Background: The aim of this study was to analyze the most appropriate surgical strategy in the management of patients with major inflammatory complications of colonic diverticular disease.

Materials and Methods: Out of 539 patients affect­ed by complicated diverticular disease of the colon, 125 consecutive patients (23.2%) who underwent urgent or emergency surgical intervention for diverticular per­foration during a 13 year period (2000-2013),  were ret­rospectively analyzed. According to the changes in the surgical approach over the time, the series was divid­ed into two groups: 2000-2005 Group A (n=59), 2006-2013 Group B (n=66). The clinical diagnosis was con­firmed by operative and pathologic findings.

Results: Out of 109 patients, 28 underwent derivative procedure and 81 resection. There were no significant differences among the two groups of patients accord­ing to sex ratio and mean age. The overall percentage of patients in group B who underwent resective proce­dure (91%) was significantly greater in comparison with that in group A (53%). Colostomy and drainage was employed only during the first period (30%), (Group A vs Group B, p<0.05) and the proportion of patients who underwent primary resection and anas­tomosis was significantly higher during the second period (41%), (Group B vs Group A, p<0.05).
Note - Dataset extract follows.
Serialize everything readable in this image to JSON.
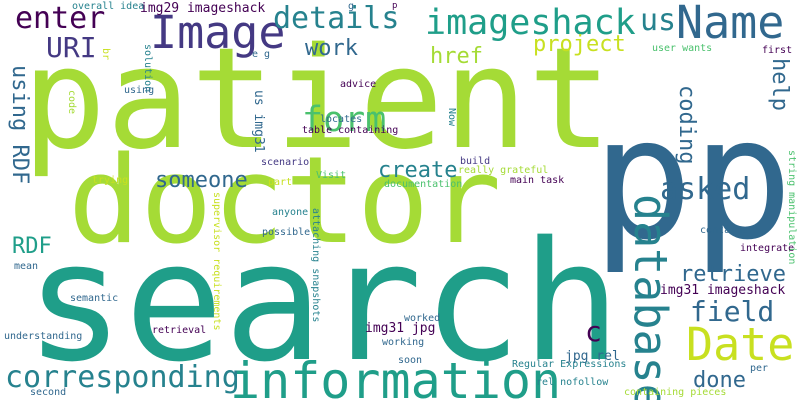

Conclusions: It must be stressed that resection of the diseased segment at initial operation appears manda­tory; one-stage procedure is indicated when infection is confined to the mesentery, while resection and anas­tomosis with covering colostomy (two-stage procedure) is preferable whenever peritoneal contamination has occurred. According to the literature Hartmann’s operation may be the proce­dure of choice in the patients presenting known impaired immunity or fecal contamination.